Welcome to our website dedicated to the celebration of our Centennial Year, 1921 – 2021! We are happy to have you visit, learn, celebrate with us and help spread the good news of our mission and ministry.

This celebration is an opportunity to do several things: to thank those faithful men and women who have partnered with us and have shared their time, treasure and talent – without them we would not be here. Of course, none of this could have been accomplished without the support of our benefactors. Reflecting on all the good work the Missionary Servants have accomplished for nearly 100 years, it could not have happened without the kindness and friendship of people like you.

It is a time for us to look back, aware of the charism that has been entrusted to us by our Founder, Fr. Thomas Augustine Judge, CM, ST, and to be grateful to those who sacrificed and zealously labored, often against significant odds, to bring us to this present day. The year further invites us to remember the missions and the people where we are no longer present in mission, but whose lives and realities touched us, taught us, and in leaving have allowed us to move to other places and respond to other needs. Finally, it allows us to look forward and to recommit ourselves to our core call to preserve the Faith among the spiritually abandoned, especially the poor.
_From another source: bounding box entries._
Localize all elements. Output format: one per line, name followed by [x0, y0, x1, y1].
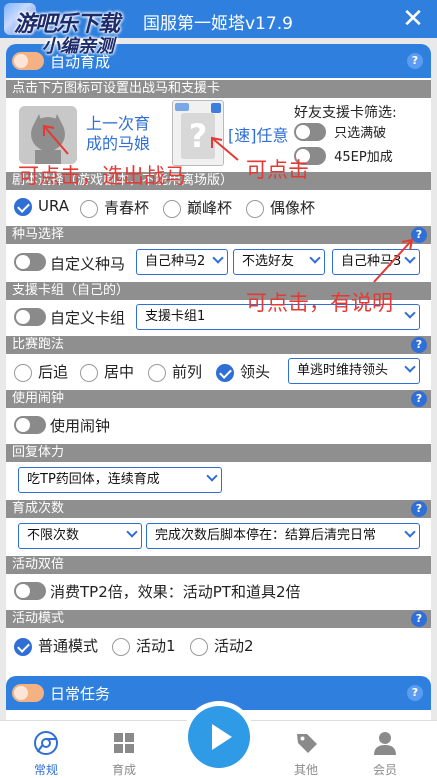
radio-icon [112, 637, 130, 656]
help-icon[interactable]: ? [411, 501, 427, 517]
alarm-label: 使用闹钟 [50, 417, 111, 435]
event-double-header: 活动双倍 [6, 556, 431, 574]
event-mode-row: 普通模式 活动1 活动2 [6, 628, 431, 664]
nav-item-member[interactable]: 会员 [355, 721, 415, 778]
alarm-header: 使用闹钟 [6, 390, 431, 408]
race-style-row: 后追 居中 前列 领头 单逃时维持领头 [6, 354, 431, 388]
nav-label-general: 常规 [33, 763, 58, 777]
radio-checked-icon [14, 637, 32, 656]
help-icon[interactable]: ? [411, 611, 427, 627]
recover-header: 回复体力 [6, 444, 431, 462]
chrome-icon [34, 731, 58, 755]
chevron-down-icon [404, 361, 416, 373]
recover-select[interactable]: 吃TP药回体，连续育成 [18, 467, 222, 493]
nav-label-member: 会员 [372, 763, 397, 777]
race-option-lead[interactable]: 领头 [216, 361, 270, 382]
radio-icon [14, 363, 32, 382]
nav-label-other: 其他 [293, 763, 318, 777]
help-icon[interactable]: ? [411, 337, 427, 353]
tag-icon [297, 734, 317, 753]
help-icon[interactable]: ? [411, 391, 427, 407]
daily-label: 日常任务 [50, 685, 111, 703]
nav-item-train[interactable]: 育成 [94, 721, 154, 778]
radio-icon [190, 637, 208, 656]
event-mode-normal[interactable]: 普通模式 [14, 635, 98, 656]
train-count-header: 育成次数 [6, 500, 431, 518]
event-double-label: 消费TP2倍，效果：活动PT和道具2倍 [50, 583, 301, 601]
nav-item-other[interactable]: 其他 [276, 721, 336, 778]
train-count-row: 不限次数 完成次数后脚本停在：结算后清完日常 [6, 518, 431, 554]
recover-row: 吃TP药回体，连续育成 [6, 462, 431, 498]
daily-toggle[interactable] [12, 684, 44, 702]
event-mode-1[interactable]: 活动1 [112, 635, 176, 656]
train-count-select[interactable]: 不限次数 [18, 523, 142, 549]
race-style-header: 比赛跑法 [6, 336, 431, 354]
event-mode-header: 活动模式 [6, 610, 431, 628]
race-style-select[interactable]: 单逃时维持领头 [288, 358, 420, 384]
after-finish-select[interactable]: 完成次数后脚本停在：结算后清完日常 [146, 523, 420, 549]
race-option-mid[interactable]: 居中 [80, 361, 134, 382]
event-double-toggle[interactable] [14, 582, 46, 600]
chevron-down-icon [206, 470, 218, 482]
event-double-row: 消费TP2倍，效果：活动PT和道具2倍 [6, 574, 431, 608]
nav-label-train: 育成 [111, 763, 136, 777]
event-mode-2[interactable]: 活动2 [190, 635, 254, 656]
user-icon [374, 732, 396, 755]
radio-icon [80, 363, 98, 382]
help-icon[interactable]: ? [407, 685, 423, 701]
alarm-row: 使用闹钟 [6, 408, 431, 442]
nav-item-general[interactable]: 常规 [16, 721, 76, 778]
chevron-down-icon [126, 526, 138, 538]
annotation-arrows [43, 124, 414, 283]
race-option-front[interactable]: 前列 [148, 361, 202, 382]
race-option-late[interactable]: 后追 [14, 361, 68, 382]
radio-icon [148, 363, 166, 382]
play-icon[interactable] [188, 706, 250, 768]
chevron-down-icon [404, 526, 416, 538]
radio-checked-icon [216, 363, 234, 382]
alarm-toggle[interactable] [14, 416, 46, 434]
daily-header: 日常任务 ? [6, 676, 431, 710]
grid-icon [114, 733, 134, 753]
From our humble beginning in Holy Trinity, Alabama, to today when we ministry in seven countries we have tried to be faithful to our call to accompany those who are hurting, the people longing for healing. They are those who have not heard the Gospel and those that have but have been alienated from it. These are our treasures, the “least of our sisters and brothers.”

We share this celebration and charism with the other branches of our religious family – the Missionary Cenacle Apostolate, the Missionary Servants of the Most Blessed Trinity and the Blessed Trinity Missionary Institute. Along with them, as sons and daughters of Fr. Thomas Judge we celebrate and look, with hope, to the future. Join us in prayer and celebration this year, rejoice with us! Blessed be the Triune God, Father, Son and Holy Spirit, now and forever.